Lavoisier's observations on combustion are at once important and interesting: "Combustion," he says, ". . . is the decomposition of oxygen produced by a combustible body. The oxygen which forms the base of this gas is absorbed by and enters into combination with the burning body, while the caloric and light are set free. Every combustion necessarily supposes oxygenation; whereas, on the contrary, every oxygenation does not necessarily imply concomitant combustion; because combustion properly so called cannot take place without disengagement of caloric and light. Before combustion can take place, it is necessary that the base of oxygen gas should have greater affinity to the combustible body than it has to caloric; and this elective attraction, to use Bergman's expression, can only take place at a certain degree of temperature which is different for each combustible substance; hence the necessity of giving the first motion or beginning to every combustion by the approach of a heated body. This necessity of heating any body we mean to burn depends upon certain considerations which have not hitherto been attended to by any natural philosopher, for which reason I shall enlarge a little upon the subject in this place:
"Nature is at present in a state of equilibrium, which cannot have been attained until all the spontaneous combustions or oxygenations possible in an ordinary degree of temperature had taken place.... To illustrate this abstract view of the matter by example: Let us suppose the usual temperature of the earth a little changed, and it is raised only to the degree of boiling water; it is evident that in this case phosphorus, which is combustible in a considerably lower degree of temperature, would no longer exist in nature in its pure and simple state, but would always be procured in its acid or oxygenated state, and its radical would become one of the substances unknown to chemistry. By gradually increasing the temperature of the earth, the same circumstance would successively happen to all the bodies capable of combustion; and, at the last, every possible combustion having taken place, there would no longer exist any combustible body whatever, and every substance susceptible of the operation would be oxygenated and consequently incombustible.
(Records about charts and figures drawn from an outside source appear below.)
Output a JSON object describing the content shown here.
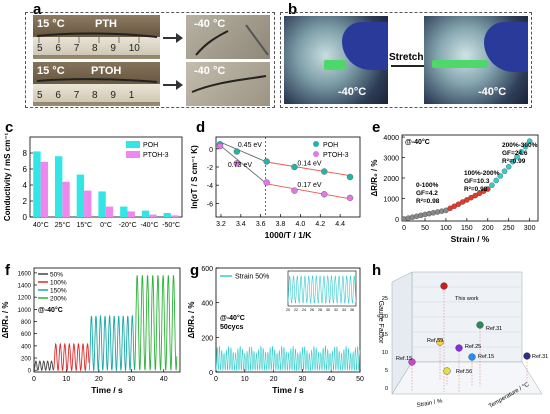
{
  "panel_labels": {
    "a": "a",
    "b": "b",
    "c": "c",
    "d": "d",
    "e": "e",
    "f": "f",
    "g": "g",
    "h": "h"
  },
  "panel_a": {
    "row1_temp": "15 °C",
    "row1_name": "PTH",
    "row1_cold": "-40 °C",
    "row2_temp": "15 °C",
    "row2_name": "PTOH",
    "row2_cold": "-40 °C",
    "ruler_digits_row1": [
      "5",
      "6",
      "7",
      "8",
      "9",
      "10"
    ],
    "ruler_digits_row2": [
      "5",
      "6",
      "7",
      "8",
      "9",
      "1"
    ]
  },
  "panel_b": {
    "left_temp": "-40°C",
    "arrow_label": "Stretch",
    "right_temp": "-40°C"
  },
  "chart_data": [
    {
      "id": "c",
      "type": "bar",
      "categories": [
        "40°C",
        "25°C",
        "15°C",
        "0°C",
        "-20°C",
        "-40°C",
        "-50°C"
      ],
      "series": [
        {
          "name": "POH",
          "color": "#33e6e6",
          "values": [
            8.2,
            7.6,
            5.3,
            3.2,
            1.3,
            0.8,
            0.5
          ]
        },
        {
          "name": "PTOH-3",
          "color": "#ee88ee",
          "values": [
            6.9,
            4.4,
            3.3,
            1.3,
            0.7,
            0.3,
            0.2
          ]
        }
      ],
      "ylabel": "Conductivity / mS cm⁻¹",
      "ylim": [
        0,
        10
      ],
      "yticks": [
        "0",
        "2",
        "4",
        "6",
        "8"
      ],
      "legend": "top-right"
    },
    {
      "id": "d",
      "type": "scatter",
      "xlabel": "1000/T / 1/K",
      "ylabel": "ln(σT / S cm⁻¹ K)",
      "xlim": [
        3.15,
        4.6
      ],
      "ylim": [
        -7.5,
        1.3
      ],
      "xticks": [
        "3.2",
        "3.4",
        "3.6",
        "3.8",
        "4.0",
        "4.2",
        "4.4"
      ],
      "yticks": [
        "0",
        "-2",
        "-4",
        "-6"
      ],
      "vline_x": 3.65,
      "series": [
        {
          "name": "POH",
          "color": "#22b5a5",
          "x": [
            3.19,
            3.36,
            3.66,
            3.94,
            4.24,
            4.5
          ],
          "y": [
            0.5,
            -0.3,
            -1.4,
            -2.0,
            -2.5,
            -3.1
          ]
        },
        {
          "name": "PTOH-3",
          "color": "#e277e6",
          "x": [
            3.19,
            3.36,
            3.66,
            3.94,
            4.24,
            4.5
          ],
          "y": [
            0.3,
            -1.6,
            -3.7,
            -4.6,
            -5.0,
            -5.4
          ]
        }
      ],
      "fits": [
        {
          "color": "#666",
          "x": [
            3.19,
            3.66
          ],
          "y": [
            0.75,
            -1.45
          ]
        },
        {
          "color": "#ee5555",
          "x": [
            3.66,
            4.5
          ],
          "y": [
            -1.45,
            -2.95
          ]
        },
        {
          "color": "#666",
          "x": [
            3.19,
            3.66
          ],
          "y": [
            0.4,
            -3.85
          ]
        },
        {
          "color": "#ee5555",
          "x": [
            3.66,
            4.5
          ],
          "y": [
            -3.85,
            -5.5
          ]
        }
      ],
      "annotations": [
        {
          "text": "0.45 eV",
          "x": 3.37,
          "y": 0.2
        },
        {
          "text": "0.14 eV",
          "x": 3.97,
          "y": -1.85
        },
        {
          "text": "0.73 eV",
          "x": 3.27,
          "y": -2.0
        },
        {
          "text": "0.17 eV",
          "x": 3.97,
          "y": -4.2
        }
      ],
      "legend": "top-right"
    },
    {
      "id": "e",
      "type": "scatter",
      "corner_text": "@-40°C",
      "xlabel": "Strain / %",
      "ylabel": "ΔR/R₀ / %",
      "xlim": [
        -5,
        320
      ],
      "ylim": [
        -100,
        4100
      ],
      "xticks": [
        "0",
        "50",
        "100",
        "150",
        "200",
        "250",
        "300"
      ],
      "yticks": [
        "0",
        "1000",
        "2000",
        "3000",
        "4000"
      ],
      "segments": [
        {
          "range": "0-100%",
          "gf": "GF=4.2",
          "r2": "R²=0.98",
          "color": "#888888",
          "x": [
            0,
            10,
            20,
            30,
            40,
            50,
            60,
            70,
            80,
            90,
            100
          ],
          "y": [
            0,
            40,
            85,
            130,
            175,
            220,
            260,
            300,
            340,
            380,
            420
          ]
        },
        {
          "range": "100%-200%",
          "gf": "GF=10.3",
          "r2": "R²=0.98",
          "color": "#e23b2e",
          "x": [
            110,
            120,
            130,
            140,
            150,
            160,
            170,
            180,
            190,
            200
          ],
          "y": [
            520,
            620,
            720,
            830,
            930,
            1040,
            1140,
            1250,
            1360,
            1460
          ]
        },
        {
          "range": "200%-300%",
          "gf": "GF=24.6",
          "r2": "R²=0.99",
          "color": "#33cccc",
          "x": [
            210,
            220,
            230,
            240,
            250,
            260,
            270,
            280,
            290,
            300
          ],
          "y": [
            1650,
            1880,
            2100,
            2330,
            2550,
            2800,
            3040,
            3280,
            3530,
            3800
          ]
        }
      ]
    },
    {
      "id": "f",
      "type": "line",
      "corner_text": "@-40°C",
      "xlabel": "Time / s",
      "ylabel": "ΔR/R₀ / %",
      "xlim": [
        0,
        45
      ],
      "ylim": [
        -30,
        1680
      ],
      "xticks": [
        "0",
        "10",
        "20",
        "30",
        "40"
      ],
      "yticks": [
        "0",
        "200",
        "400",
        "600",
        "800",
        "1000",
        "1200",
        "1400",
        "1600"
      ],
      "series": [
        {
          "name": "50%",
          "color": "#444444",
          "t": [
            0,
            6
          ],
          "period": 1.2,
          "amp": 150
        },
        {
          "name": "100%",
          "color": "#e02828",
          "t": [
            6,
            17
          ],
          "period": 1.4,
          "amp": 430
        },
        {
          "name": "150%",
          "color": "#19a8a8",
          "t": [
            17,
            31
          ],
          "period": 1.4,
          "amp": 890
        },
        {
          "name": "200%",
          "color": "#2db33a",
          "t": [
            31,
            44
          ],
          "period": 1.6,
          "amp": 1560
        }
      ],
      "legend": "top-left"
    },
    {
      "id": "g",
      "type": "line",
      "corner_text": "@-40°C",
      "sub_text": "50cycs",
      "xlabel": "Time / s",
      "ylabel": "ΔR/R₀ / %",
      "xlim": [
        0,
        50
      ],
      "ylim": [
        0,
        600
      ],
      "xticks": [
        "0",
        "10",
        "20",
        "30",
        "40",
        "50"
      ],
      "yticks": [
        "0",
        "200",
        "400",
        "600"
      ],
      "series": [
        {
          "name": "Strain 50%",
          "color": "#33cccc",
          "t": [
            0,
            50
          ],
          "period": 0.8,
          "amp": 140
        }
      ],
      "inset": {
        "xlim": [
          20,
          37
        ],
        "xticks": [
          "20",
          "22",
          "24",
          "26",
          "28",
          "30",
          "32",
          "34",
          "36"
        ]
      },
      "legend": "top-left"
    },
    {
      "id": "h",
      "type": "scatter",
      "title": "",
      "zlabel": "Gauge Factor",
      "xlabel": "Strain / %",
      "ylabel": "Temperature / °C",
      "zticks": [
        "0",
        "5",
        "10",
        "15",
        "20",
        "25"
      ],
      "points": [
        {
          "label": "This work",
          "color": "#d11a1a"
        },
        {
          "label": "Ref.31",
          "color": "#2e8b57"
        },
        {
          "label": "Ref.59",
          "color": "#ffd24d"
        },
        {
          "label": "Ref.25",
          "color": "#8a2be2"
        },
        {
          "label": "Ref.15",
          "color": "#1e90ff"
        },
        {
          "label": "Ref.31",
          "color": "#2d2d8c"
        },
        {
          "label": "Ref.15",
          "color": "#cc44cc"
        },
        {
          "label": "Ref.56",
          "color": "#e8e040"
        }
      ]
    }
  ]
}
"There cannot, therefore, exist, as far as relates to us, any combustible body but such as are non-combustible at the ordinary temperature of the earth, or, what is the same thing in other words, that it is essential to the nature of every combustible body not to possess the property of combustion unless heated, or raised to a degree of temperature at which its combustion naturally takes place. When this degree is once produced, combustion commences, and the caloric which is disengaged by the decomposition of the oxygen gas keeps up the temperature which is necessary for continuing combustion. When this is not the case—that is, when the disengaged caloric is not sufficient for keeping up the necessary temperature—the combustion ceases. This circumstance is expressed in the common language by saying that a body burns ill or with difficulty."
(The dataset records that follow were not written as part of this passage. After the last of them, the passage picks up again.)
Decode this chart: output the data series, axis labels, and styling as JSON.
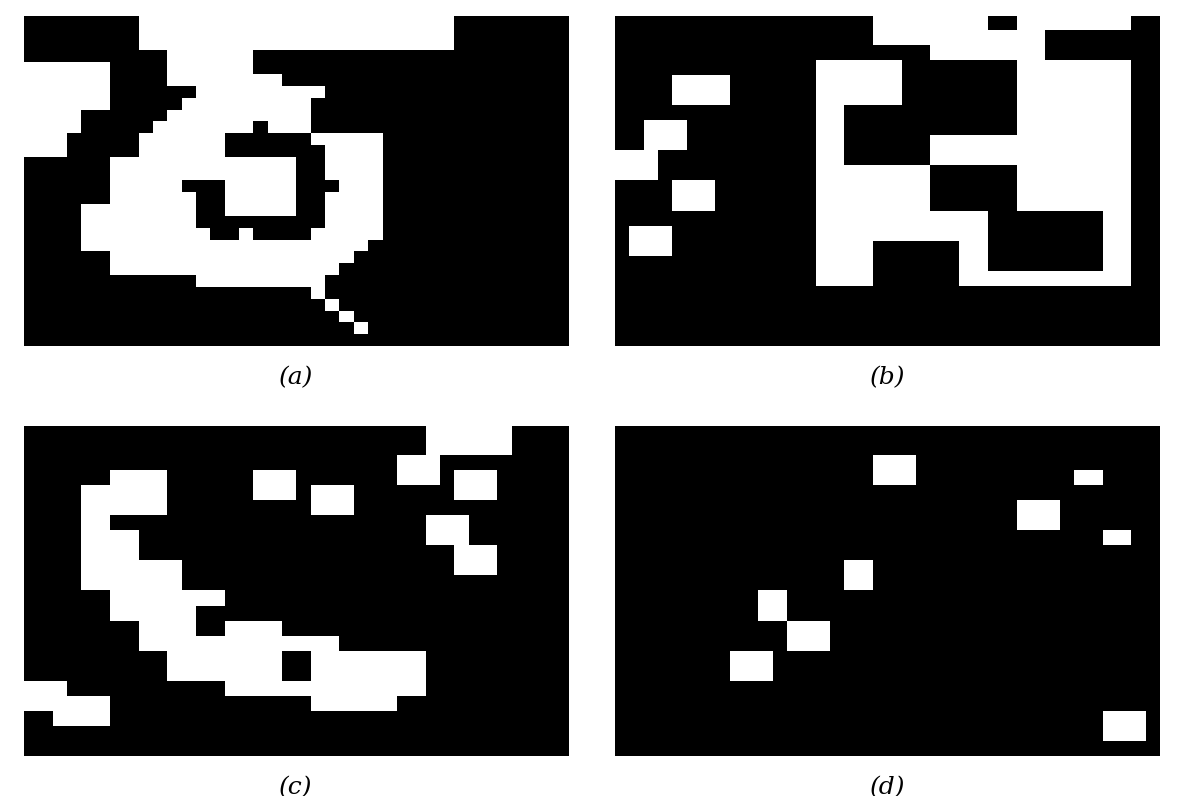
{
  "background_color": "#ffffff",
  "label_a": "(a)",
  "label_b": "(b)",
  "label_c": "(c)",
  "label_d": "(d)",
  "label_fontsize": 18,
  "figsize": [
    11.83,
    7.96
  ],
  "dpi": 100
}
It needed the genius of such a man as Lavoisier to complete the refutation of the false but firmly grounded phlogiston theory, and against such a book as his Elements of Chemistry the feeble weapons of the supporters of the phlogiston theory were hurled in vain.
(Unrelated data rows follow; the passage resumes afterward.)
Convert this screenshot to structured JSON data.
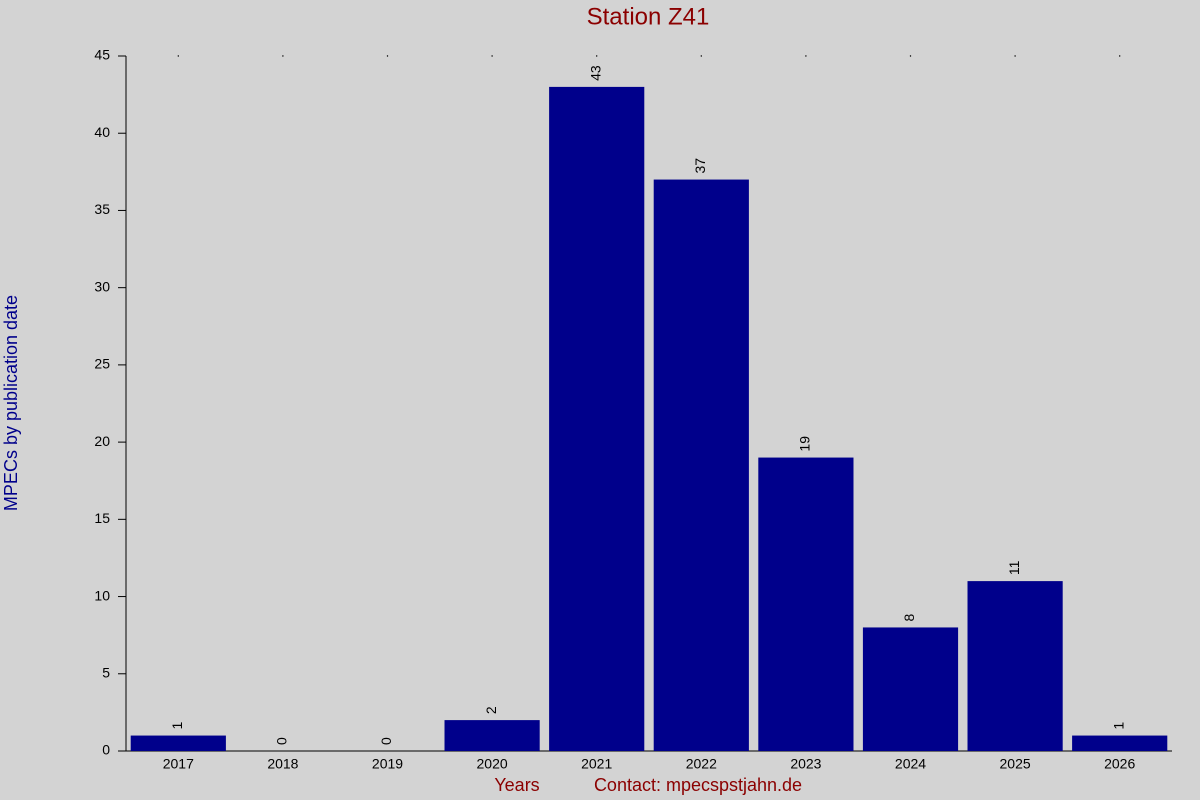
{
  "chart_data": {
    "type": "bar",
    "title": "Station Z41",
    "x_label": "Years",
    "y_label": "MPECs by publication date",
    "annotation": "Contact: mpecspstjahn.de",
    "categories": [
      "2017",
      "2018",
      "2019",
      "2020",
      "2021",
      "2022",
      "2023",
      "2024",
      "2025",
      "2026"
    ],
    "values": [
      1,
      0,
      0,
      2,
      43,
      37,
      19,
      8,
      11,
      1
    ],
    "color": "#00008b",
    "ylim": [
      0,
      45
    ],
    "yticks": [
      0,
      5,
      10,
      15,
      20,
      25,
      30,
      35,
      40,
      45
    ],
    "grid": false
  }
}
But while chemists, as a class, had become converts to the new chemistry before the end of the century, one man, Dr. Priestley, whose work had done so much to found it, remained unconverted. In this, as in all his life-work, he showed himself to be a most remarkable man. Davy said of him, a generation later, that no other person ever discovered so many new and curious substances as he; yet to the last he was only an amateur in science, his profession, as we know, being the ministry. There is hardly another case in history of a man not a specialist in science accomplishing so much in original research as did this chemist, physiologist, electrician; the mathematician, logician, and moralist; the theologian, mental philosopher, and political economist. He took all knowledge for his field; but how he found time for his numberless researches and multifarious writings, along with his every-day duties, must ever remain a mystery to ordinary mortals.
That this marvellously receptive, flexible mind should have refused acceptance to the clearly logical doctrines of the new chemistry seems equally inexplicable. But so it was. To the very last, after all his friends had capitulated, Priestley kept up the fight. From America he sent out his last defy to the enemy, in 1800, in a brochure entitled "The Doctrine of Phlogiston Upheld," etc. In the mind of its author it was little less than a paean of victory; but all the world beside knew that it was the swan-song of the doctrine of phlogiston. Despite the defiance of this single warrior the battle was really lost and won, and as the century closed "antiphlogistic" chemistry had practical possession of the field.